東京に居る彼の友人達と、夜毎彼らと行う都会の澱み討伐が刺激的ではないとは言うつもりもない。あの大きな澱みを倒してからは、このあたりでそれほど大きな澱みの被害も出ていない。カジマヤは、飃とさくらがやってきて、あの澱みと対峙した時に味わった高揚感をもう一度味わいたくて、ちょくちょく東京に出向いているのだ。風を操り天を駆ける狗族にとって、そのくらいの距離などどうということはない。その気軽さもあって、今では東京に行かない週などなくなった。

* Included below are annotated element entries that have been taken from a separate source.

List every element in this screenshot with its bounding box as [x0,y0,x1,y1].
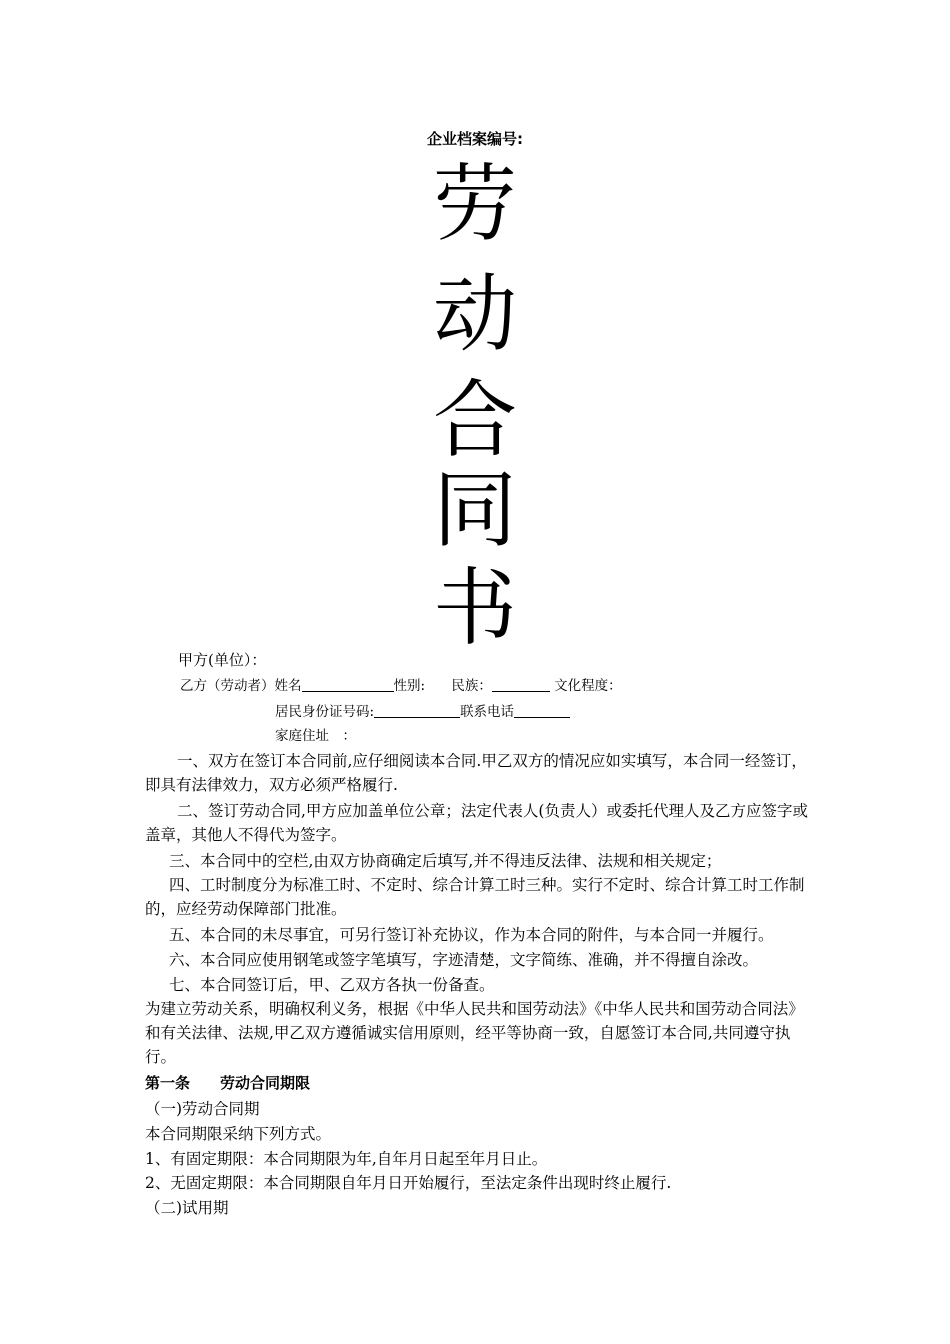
id-label: 居民身份证号码: [275,704,375,720]
ethnicity-blank[interactable] [492,677,550,692]
note-6: 六、本合同应使用钢笔或签字笔填写，字迹清楚，文字简练、准确，并不得擅自涂改。 [169,951,759,969]
party-b-row [180,676,622,696]
article-1-sub1: （一)劳动合同期 [145,1100,260,1118]
note-4: 四、工时制度分为标准工时、不定时、综合计算工时三种。实行不定时、综合计算工时工作制的，应经劳动保障部门批准。 [145,876,805,918]
note-3: 三、本合同中的空栏,由双方协商确定后填写,并不得违反法律、法规和相关规定； [169,852,722,870]
party-b-name-label: 乙方（劳动者）姓名 [180,678,302,694]
note-2: 二、签订劳动合同,甲方应加盖单位公章；法定代表人(负责人）或委托代理人及乙方应签字或盖章，其他人不得代为签字。 [145,802,808,844]
title-char-1: 劳 [432,155,517,253]
note-1: 一、双方在签订本合同前,应仔细阅读本合同.甲乙双方的情况应如实填写，本合同一经签订，即具有法律效力，双方必须严格履行. [145,752,807,794]
article-1-item1: 1、有固定期限：本合同期限为年,自年月日起至年月日止。 [145,1150,548,1168]
title-char-2: 动 [432,265,517,363]
education-label: 文化程度： [554,678,622,694]
preamble: 为建立劳动关系，明确权利义务，根据《中华人民共和国劳动法》《中华人民共和国劳动合同法》和有关法律、法规,甲乙双方遵循诚实信用原则，经平等协商一致，自愿签订本合同,共同遵守执行。 [145,1000,804,1066]
note-7: 七、本合同签订后，甲、乙双方各执一份备查。 [169,976,495,994]
id-row [275,702,570,722]
address-label: 家庭住址 ： [275,728,356,744]
title-char-5: 书 [432,559,517,657]
article-1-sub2: （二)试用期 [145,1199,229,1217]
title-char-4: 同 [432,461,517,559]
phone-blank[interactable] [514,703,570,718]
title-char-3: 合 [432,371,517,469]
gender-label: 性别: [393,678,426,694]
archive-number-label: 企业档案编号: [427,130,523,148]
id-blank[interactable] [374,703,460,718]
article-1-heading: 第一条 劳动合同期限 [145,1074,311,1092]
article-1-item2: 2、无固定期限：本合同期限自年月日开始履行，至法定条件出现时终止履行. [145,1174,672,1192]
article-1-line1: 本合同期限采纳下列方式。 [145,1125,332,1143]
ethnicity-label: 民族： [451,678,492,694]
phone-label: 联系电话 [460,704,515,720]
name-blank[interactable] [302,677,394,692]
party-a-label: 甲方(单位）： [178,651,267,669]
note-5: 五、本合同的未尽事宜，可另行签订补充协议，作为本合同的附件，与本合同一并履行。 [169,926,774,944]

続く言葉を言いよどむカジマヤに、ウリジンベが何か言おうとした瞬間、空気を震わせる甲高い音がした。お互いが目を一瞬見交わして急いで耳をふさいだ次の瞬間、ものすごい爆音が空を引き裂いて、それを追いかけるように風が空気をさらっていった。

二機のハリアー戦闘機。聴覚の優れた彼らには、その轟音は脳髄を揺さぶるほどの衝撃に等しい。かすかな音が聞こえた時点で耳をふさがなかったら、しばらく何も聞こえなくなってしまっていただろう。その戦闘機が消えていった方向を、ウリジンベの目がじっと見ていた。

「この島にだって、やることはある。」

その目に、憎悪に等しい怒りが宿っていたのを、カジマヤは確かに見た。次の瞬間、ウリジンベはカジマヤの視界から消えた。

「ウリジンベ!」

耳の奥に残るキーンと言う高いうなりを無視して、カジマヤも彼の後を追った。彼が何をするつもりなのか…カジマヤにはわかった。

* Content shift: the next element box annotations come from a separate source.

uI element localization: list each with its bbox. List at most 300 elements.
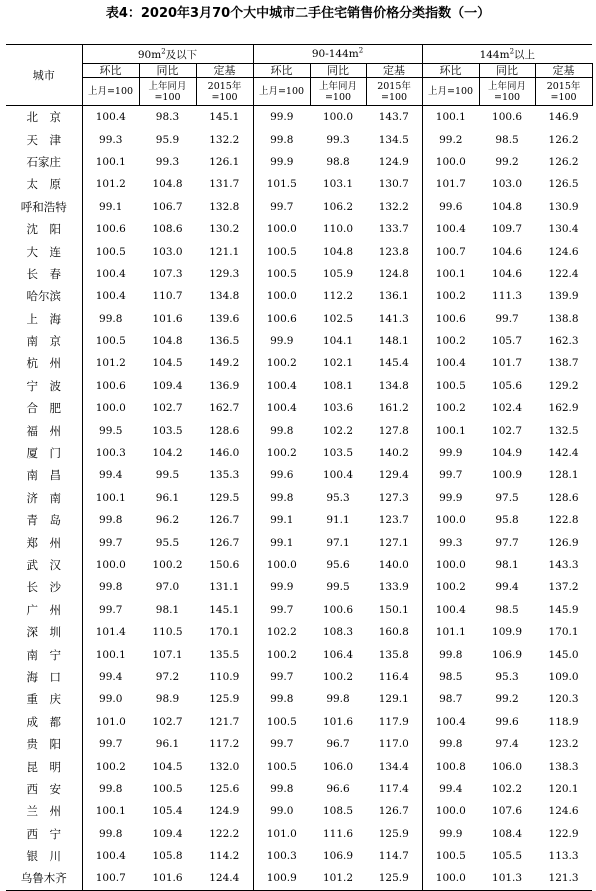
value-cell: 100.2 [322, 670, 354, 683]
value-cell: 131.1 [196, 576, 253, 598]
group-header-medium-sup: 2 [358, 46, 364, 55]
value-cell: 100.2 [266, 447, 297, 460]
city-cell: 昆 明 [6, 755, 82, 777]
value-cell: 132.5 [548, 424, 579, 437]
table-row [6, 509, 592, 531]
value-cell: 100.2 [435, 581, 466, 594]
value-cell: 102.5 [322, 312, 354, 325]
value-cell: 133.7 [366, 218, 422, 240]
value-cell: 101.0 [95, 715, 126, 728]
value-cell: 99.7 [270, 603, 294, 616]
value-cell: 100.4 [266, 402, 297, 415]
value-cell: 160.8 [366, 621, 422, 643]
value-cell: 127.8 [366, 419, 422, 441]
value-cell: 138.3 [548, 760, 579, 773]
value-cell: 138.7 [548, 357, 579, 370]
value-cell: 100.7 [435, 245, 466, 258]
base-label-yoy: 上年同月=100 [479, 78, 535, 106]
table-row [6, 263, 592, 285]
value-cell: 101.1 [435, 626, 466, 639]
value-cell: 107.1 [152, 648, 183, 661]
value-cell: 122.2 [196, 823, 253, 845]
city-cell: 南 宁 [6, 643, 82, 665]
city-cell: 太 原 [6, 173, 82, 195]
value-cell: 105.7 [492, 335, 523, 348]
value-cell: 145.4 [366, 352, 422, 374]
value-cell: 100.0 [435, 514, 466, 527]
value-cell: 99.8 [99, 581, 123, 594]
value-cell: 109.4 [152, 379, 183, 392]
value-cell: 126.5 [548, 178, 579, 191]
value-cell: 100.6 [435, 312, 466, 325]
city-cell: 哈尔滨 [6, 285, 82, 307]
base-label-yoy: 上年同月=100 [310, 78, 366, 106]
value-cell: 95.6 [326, 559, 350, 571]
value-cell: 126.7 [196, 509, 253, 531]
value-cell: 99.5 [155, 469, 180, 482]
value-cell: 101.7 [492, 357, 523, 370]
table-row [6, 375, 592, 397]
base-label-fixed: 2015年=100 [196, 78, 253, 106]
city-cell: 呼和浩特 [6, 196, 82, 218]
value-cell: 100.2 [266, 357, 297, 370]
value-cell: 106.0 [492, 760, 523, 773]
city-cell: 宁 波 [6, 375, 82, 397]
value-cell: 99.7 [270, 200, 294, 213]
value-cell: 148.1 [366, 330, 422, 352]
group-header-small-suffix: 及以下 [165, 48, 198, 61]
value-cell: 99.1 [270, 536, 294, 549]
value-cell: 107.6 [492, 805, 523, 818]
table-row [6, 464, 592, 486]
sub-header-yoy: 同比 [139, 64, 196, 78]
value-cell: 100.4 [95, 850, 126, 863]
table-row [6, 845, 592, 867]
sub-header-yoy: 同比 [310, 64, 366, 78]
value-cell: 124.4 [196, 867, 253, 890]
table-row [6, 711, 592, 733]
value-cell: 143.3 [548, 559, 579, 571]
value-cell: 124.6 [548, 805, 579, 818]
city-cell: 天 津 [6, 128, 82, 150]
value-cell: 126.7 [366, 800, 422, 822]
value-cell: 100.1 [95, 155, 126, 168]
value-cell: 104.5 [152, 357, 183, 370]
value-cell: 100.0 [322, 111, 354, 124]
value-cell: 100.0 [266, 290, 297, 303]
value-cell: 123.2 [548, 738, 579, 751]
value-cell: 110.7 [152, 290, 183, 303]
city-cell: 大 连 [6, 240, 82, 262]
value-cell: 125.9 [366, 823, 422, 845]
value-cell: 104.8 [492, 200, 523, 213]
value-cell: 127.1 [366, 531, 422, 553]
value-cell: 97.7 [495, 536, 519, 549]
value-cell: 96.7 [326, 738, 350, 751]
value-cell: 99.7 [439, 469, 463, 482]
value-cell: 107.3 [152, 267, 183, 280]
value-cell: 111.6 [322, 827, 354, 840]
value-cell: 99.3 [99, 133, 123, 146]
table-row [6, 800, 592, 822]
table-row [6, 218, 592, 240]
value-cell: 104.5 [152, 760, 183, 773]
table-row [6, 733, 592, 755]
value-cell: 131.7 [196, 173, 253, 195]
city-cell: 成 都 [6, 711, 82, 733]
value-cell: 99.7 [99, 738, 123, 751]
value-cell: 95.9 [155, 133, 180, 146]
value-cell: 100.0 [435, 559, 466, 571]
value-cell: 105.5 [492, 850, 523, 863]
value-cell: 100.4 [435, 715, 466, 728]
value-cell: 130.4 [548, 223, 579, 236]
value-cell: 161.2 [366, 397, 422, 419]
table-title: 表4：2020年3月70个大中城市二手住宅销售价格分类指数（一） [105, 6, 491, 21]
value-cell: 128.6 [548, 491, 579, 504]
value-cell: 98.5 [495, 603, 519, 616]
value-cell: 102.1 [322, 357, 354, 370]
value-cell: 108.5 [322, 805, 354, 818]
value-cell: 105.4 [152, 805, 183, 818]
value-cell: 135.3 [196, 464, 253, 486]
table-row [6, 867, 592, 890]
value-cell: 103.6 [322, 402, 354, 415]
value-cell: 126.9 [548, 536, 579, 549]
value-cell: 123.8 [366, 240, 422, 262]
value-cell: 97.2 [155, 670, 180, 683]
value-cell: 108.6 [152, 223, 183, 236]
value-cell: 105.9 [322, 267, 354, 280]
value-cell: 102.7 [492, 424, 523, 437]
city-cell: 青 岛 [6, 509, 82, 531]
value-cell: 99.8 [270, 782, 294, 795]
value-cell: 103.0 [152, 245, 183, 258]
value-cell: 121.1 [196, 240, 253, 262]
city-cell: 南 昌 [6, 464, 82, 486]
value-cell: 99.9 [270, 335, 294, 348]
value-cell: 100.0 [266, 223, 297, 236]
city-cell: 乌鲁木齐 [6, 867, 82, 890]
sub-header-yoy: 同比 [479, 64, 535, 78]
value-cell: 99.6 [439, 200, 463, 213]
value-cell: 100.1 [435, 267, 466, 280]
value-cell: 100.5 [266, 715, 297, 728]
value-cell: 99.9 [270, 111, 294, 124]
value-cell: 100.4 [266, 379, 297, 392]
value-cell: 100.4 [95, 111, 126, 124]
value-cell: 141.3 [366, 308, 422, 330]
value-cell: 101.2 [95, 178, 126, 191]
value-cell: 99.8 [99, 782, 123, 795]
value-cell: 162.7 [196, 397, 253, 419]
table-row [6, 128, 592, 150]
table-row [6, 285, 592, 307]
value-cell: 99.8 [439, 738, 463, 751]
city-cell: 福 州 [6, 419, 82, 441]
value-cell: 99.2 [439, 133, 463, 146]
value-cell: 126.2 [548, 155, 579, 168]
table-row [6, 419, 592, 441]
value-cell: 162.9 [548, 402, 579, 415]
value-cell: 101.6 [152, 312, 183, 325]
value-cell: 102.2 [266, 626, 297, 639]
value-cell: 170.1 [548, 626, 579, 639]
table-row [6, 666, 592, 688]
value-cell: 99.4 [495, 581, 519, 594]
value-cell: 100.6 [266, 312, 297, 325]
value-cell: 140.2 [366, 442, 422, 464]
value-cell: 99.2 [495, 155, 519, 168]
city-cell: 济 南 [6, 487, 82, 509]
value-cell: 145.1 [196, 599, 253, 621]
value-cell: 101.0 [266, 827, 297, 840]
value-cell: 136.1 [366, 285, 422, 307]
value-cell: 103.0 [492, 178, 523, 191]
value-cell: 99.5 [99, 424, 123, 437]
value-cell: 114.7 [366, 845, 422, 867]
table-row [6, 621, 592, 643]
city-cell: 西 宁 [6, 823, 82, 845]
value-cell: 120.3 [548, 693, 579, 706]
city-cell: 厦 门 [6, 442, 82, 464]
value-cell: 117.9 [366, 711, 422, 733]
value-cell: 100.0 [95, 559, 126, 571]
value-cell: 95.5 [155, 536, 180, 549]
value-cell: 134.8 [366, 375, 422, 397]
value-cell: 134.4 [366, 755, 422, 777]
value-cell: 99.8 [270, 133, 294, 146]
value-cell: 126.7 [196, 531, 253, 553]
value-cell: 100.6 [322, 603, 354, 616]
value-cell: 98.3 [155, 111, 180, 124]
value-cell: 125.6 [196, 778, 253, 800]
value-cell: 101.6 [322, 715, 354, 728]
value-cell: 100.7 [82, 867, 139, 890]
value-cell: 100.4 [435, 603, 466, 616]
value-cell: 100.9 [253, 867, 310, 890]
value-cell: 129.1 [366, 688, 422, 710]
value-cell: 101.3 [479, 867, 535, 890]
value-cell: 106.7 [152, 200, 183, 213]
table-row [6, 487, 592, 509]
value-cell: 100.6 [492, 111, 523, 124]
value-cell: 97.5 [495, 491, 519, 504]
value-cell: 99.9 [439, 491, 463, 504]
value-cell: 122.9 [548, 827, 579, 840]
value-cell: 95.8 [495, 514, 519, 527]
value-cell: 99.8 [326, 693, 350, 706]
table-row [6, 173, 592, 195]
value-cell: 104.2 [152, 447, 183, 460]
value-cell: 104.6 [492, 267, 523, 280]
value-cell: 109.9 [492, 626, 523, 639]
table-row [6, 397, 592, 419]
value-cell: 117.2 [196, 733, 253, 755]
value-cell: 99.7 [99, 536, 123, 549]
value-cell: 100.4 [322, 469, 354, 482]
value-cell: 100.4 [95, 267, 126, 280]
value-cell: 99.8 [99, 827, 123, 840]
sub-header-fixed: 定基 [535, 64, 592, 78]
value-cell: 130.9 [548, 200, 579, 213]
value-cell: 101.4 [95, 626, 126, 639]
value-cell: 109.0 [548, 670, 579, 683]
value-cell: 120.1 [548, 782, 579, 795]
value-cell: 113.3 [548, 850, 579, 863]
city-cell: 海 口 [6, 666, 82, 688]
value-cell: 109.7 [492, 223, 523, 236]
value-cell: 108.3 [322, 626, 354, 639]
value-cell: 100.0 [422, 867, 479, 890]
value-cell: 102.7 [152, 715, 183, 728]
value-cell: 99.4 [99, 670, 123, 683]
value-cell: 125.9 [196, 688, 253, 710]
value-cell: 126.2 [548, 133, 579, 146]
value-cell: 100.3 [95, 447, 126, 460]
value-cell: 103.1 [322, 178, 354, 191]
city-cell: 西 安 [6, 778, 82, 800]
value-cell: 100.2 [435, 402, 466, 415]
value-cell: 139.6 [196, 308, 253, 330]
value-cell: 101.2 [95, 357, 126, 370]
value-cell: 135.8 [366, 643, 422, 665]
value-cell: 100.5 [95, 335, 126, 348]
value-cell: 134.8 [196, 285, 253, 307]
group-header-small [82, 45, 253, 64]
value-cell: 99.8 [99, 312, 123, 325]
table-row [6, 240, 592, 262]
value-cell: 100.9 [492, 469, 523, 482]
value-cell: 98.5 [495, 133, 519, 146]
city-cell: 重 庆 [6, 688, 82, 710]
value-cell: 100.1 [95, 805, 126, 818]
value-cell: 101.2 [310, 867, 366, 890]
city-cell: 上 海 [6, 308, 82, 330]
base-label-fixed: 2015年=100 [366, 78, 422, 106]
city-column-header: 城市 [6, 45, 82, 106]
sub-header-fixed: 定基 [366, 64, 422, 78]
value-cell: 135.5 [196, 643, 253, 665]
value-cell: 150.1 [366, 599, 422, 621]
sub-header-mom: 环比 [82, 64, 139, 78]
value-cell: 110.9 [196, 666, 253, 688]
value-cell: 96.6 [326, 782, 350, 795]
value-cell: 129.3 [196, 263, 253, 285]
value-cell: 97.0 [155, 581, 180, 594]
value-cell: 99.3 [439, 536, 463, 549]
table-row [6, 442, 592, 464]
group-header-large-sup: 2 [509, 47, 515, 55]
value-cell: 110.0 [322, 223, 354, 236]
value-cell: 123.7 [366, 509, 422, 531]
city-cell: 合 肥 [6, 397, 82, 419]
value-cell: 98.7 [439, 693, 463, 706]
value-cell: 99.1 [270, 514, 294, 527]
group-header-small-sup: 2 [161, 47, 166, 55]
value-cell: 110.5 [152, 626, 183, 639]
value-cell: 116.4 [366, 666, 422, 688]
value-cell: 100.1 [435, 111, 466, 124]
value-cell: 100.0 [435, 155, 466, 168]
sub-header-mom: 环比 [422, 64, 479, 78]
value-cell: 102.4 [492, 402, 523, 415]
value-cell: 124.6 [548, 245, 579, 258]
base-label-yoy: 上年同月=100 [139, 78, 196, 106]
table-row [6, 755, 592, 777]
value-cell: 142.4 [548, 447, 579, 460]
value-cell: 99.8 [270, 424, 294, 437]
value-cell: 146.9 [548, 111, 579, 124]
value-cell: 97.1 [326, 536, 350, 549]
value-cell: 114.2 [196, 845, 253, 867]
value-cell: 136.5 [196, 330, 253, 352]
value-cell: 97.4 [495, 738, 519, 751]
value-cell: 100.0 [266, 559, 297, 571]
value-cell: 132.0 [196, 755, 253, 777]
value-cell: 100.6 [95, 379, 126, 392]
value-cell: 136.9 [196, 375, 253, 397]
table-row [6, 151, 592, 173]
value-cell: 117.0 [366, 733, 422, 755]
value-cell: 118.9 [548, 715, 579, 728]
value-cell: 150.6 [196, 554, 253, 576]
base-header-row [6, 78, 592, 106]
value-cell: 104.6 [492, 245, 523, 258]
value-cell: 129.2 [548, 379, 579, 392]
value-cell: 133.9 [366, 576, 422, 598]
value-cell: 98.9 [155, 693, 180, 706]
sub-header-fixed: 定基 [196, 64, 253, 78]
value-cell: 100.5 [435, 850, 466, 863]
table-row [6, 688, 592, 710]
value-cell: 99.6 [270, 469, 294, 482]
value-cell: 95.3 [495, 670, 519, 683]
value-cell: 102.2 [322, 424, 354, 437]
city-cell: 长 春 [6, 263, 82, 285]
value-cell: 100.5 [152, 782, 183, 795]
value-cell: 101.6 [139, 867, 196, 890]
value-cell: 98.1 [155, 603, 180, 616]
value-cell: 99.1 [99, 200, 123, 213]
value-cell: 145.0 [548, 648, 579, 661]
value-cell: 139.9 [548, 290, 579, 303]
value-cell: 103.5 [322, 447, 354, 460]
value-cell: 99.9 [439, 447, 463, 460]
table-row [6, 308, 592, 330]
value-cell: 101.7 [435, 178, 466, 191]
value-cell: 102.7 [152, 402, 183, 415]
table-header [6, 45, 592, 106]
value-cell: 100.1 [95, 648, 126, 661]
table-body [6, 106, 592, 891]
group-header-large-suffix: 以上 [514, 48, 536, 61]
value-cell: 129.5 [196, 487, 253, 509]
value-cell: 112.2 [322, 290, 354, 303]
value-cell: 106.4 [322, 648, 354, 661]
table-row [6, 599, 592, 621]
value-cell: 104.9 [492, 447, 523, 460]
city-cell: 贵 阳 [6, 733, 82, 755]
value-cell: 100.0 [95, 402, 126, 415]
base-label-mom: 上月=100 [82, 78, 139, 106]
base-label-mom: 上月=100 [422, 78, 479, 106]
value-cell: 162.3 [548, 335, 579, 348]
value-cell: 125.9 [366, 867, 422, 890]
value-cell: 99.4 [99, 469, 123, 482]
value-cell: 99.8 [99, 514, 123, 527]
value-cell: 100.4 [95, 290, 126, 303]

カジマヤたちは小さい頃、この島の上空を行き交う戦闘機やヘリによく“ちょっかい”を出してあそんだ。人間の姿のまま、時にはシーサーの姿で戦闘機の操縦士の視界を横切ったり、窓を叩いたり…過激な奴は、突風を起こしてヘリを揺らしたりさえした。それらは全て、牽制のつもりでしたことだ。あの騒音には誰もが悩まされていたから、止める大人も居なかった。少し危なくはあったけど、その遊びはシーサーの子供達の格好の暇つぶしだった。

でも、あるときその遊びがぱったりと止んだ。

一人のシーサーが、戦闘機の熱風に焼かれて、死んだのだ。それはカジマヤとも仲のよかった男の子で、風を起こすのがとてもうまかった。戦闘機の後ろに回って、下から風を巻き上げて機の尻尾を浮かせてやろうと皆で計画した遊びの中でのことだった。

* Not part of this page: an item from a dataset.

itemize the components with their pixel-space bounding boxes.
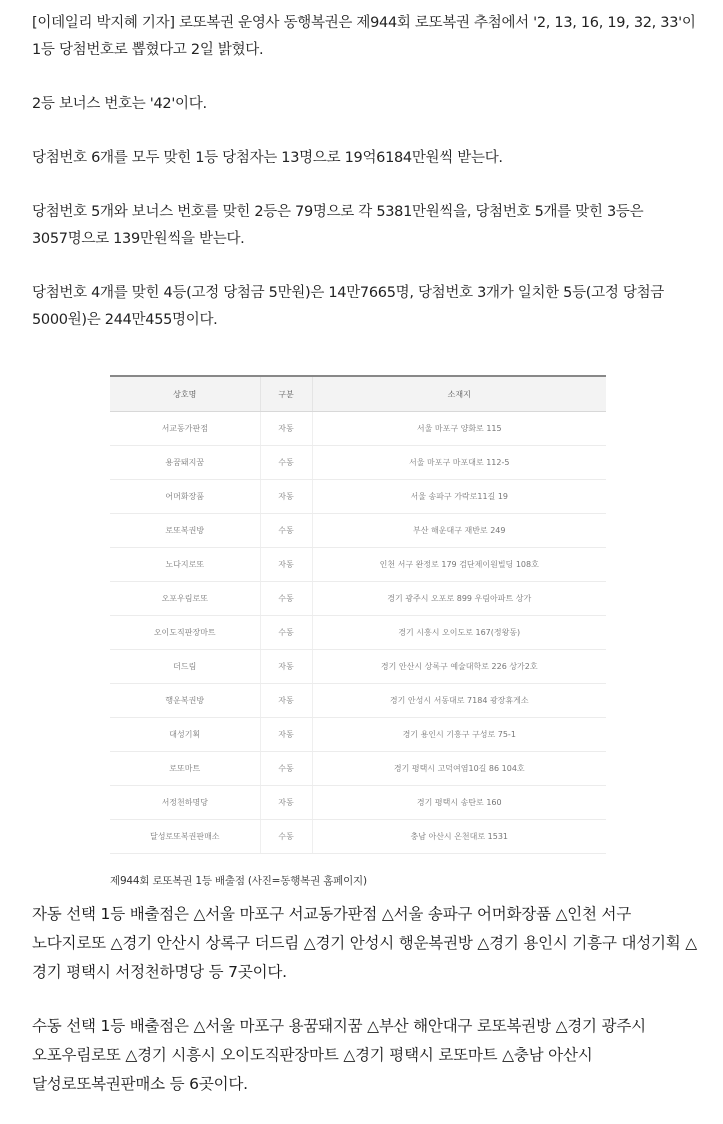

大人は誰も叱らなかった。一番ショックを受け、打ちひしがれ、後悔しているのが、子供たちだと知っていたから。そのことを証明するかのように、以後同じ遊びは二度と起こらなくなった。それは暗黙の了解だった。死んだ小さな友人のために、これ以上無為に命を落とすことはしてはならない。そのかわり、あの空を裂く戦闘機と、戦闘機を飼うフェンスの向こうの人間達への憎悪が根深く心の中に残った。或いはそれは、澱みに対して抱くよりも鮮やかな憎悪だったかもしれない。澱みは毎日襲ってくるわけではないが、あの騒音は毎日彼らの頭上を横切って日に日に耳を蝕んでゆくのだ。



「止めろよ!ウリジンベーっ!!」

カジマヤの言葉に、彼は少し振り向いた。目が見えるほどではなく、かすかに頭が動いた程度ではあったが。ウリジンベは、また危険な遊びをカジマヤの前でして見せることで、カジマヤをこの島に止まらせようとしているのだ。この島にも刺激があるということを示そうとしている。あるいは、戦うべき相手がいるということを。

「いつからウミカジの真似をするようになったんだよーっ?!」

その言葉でカジマヤは決心した。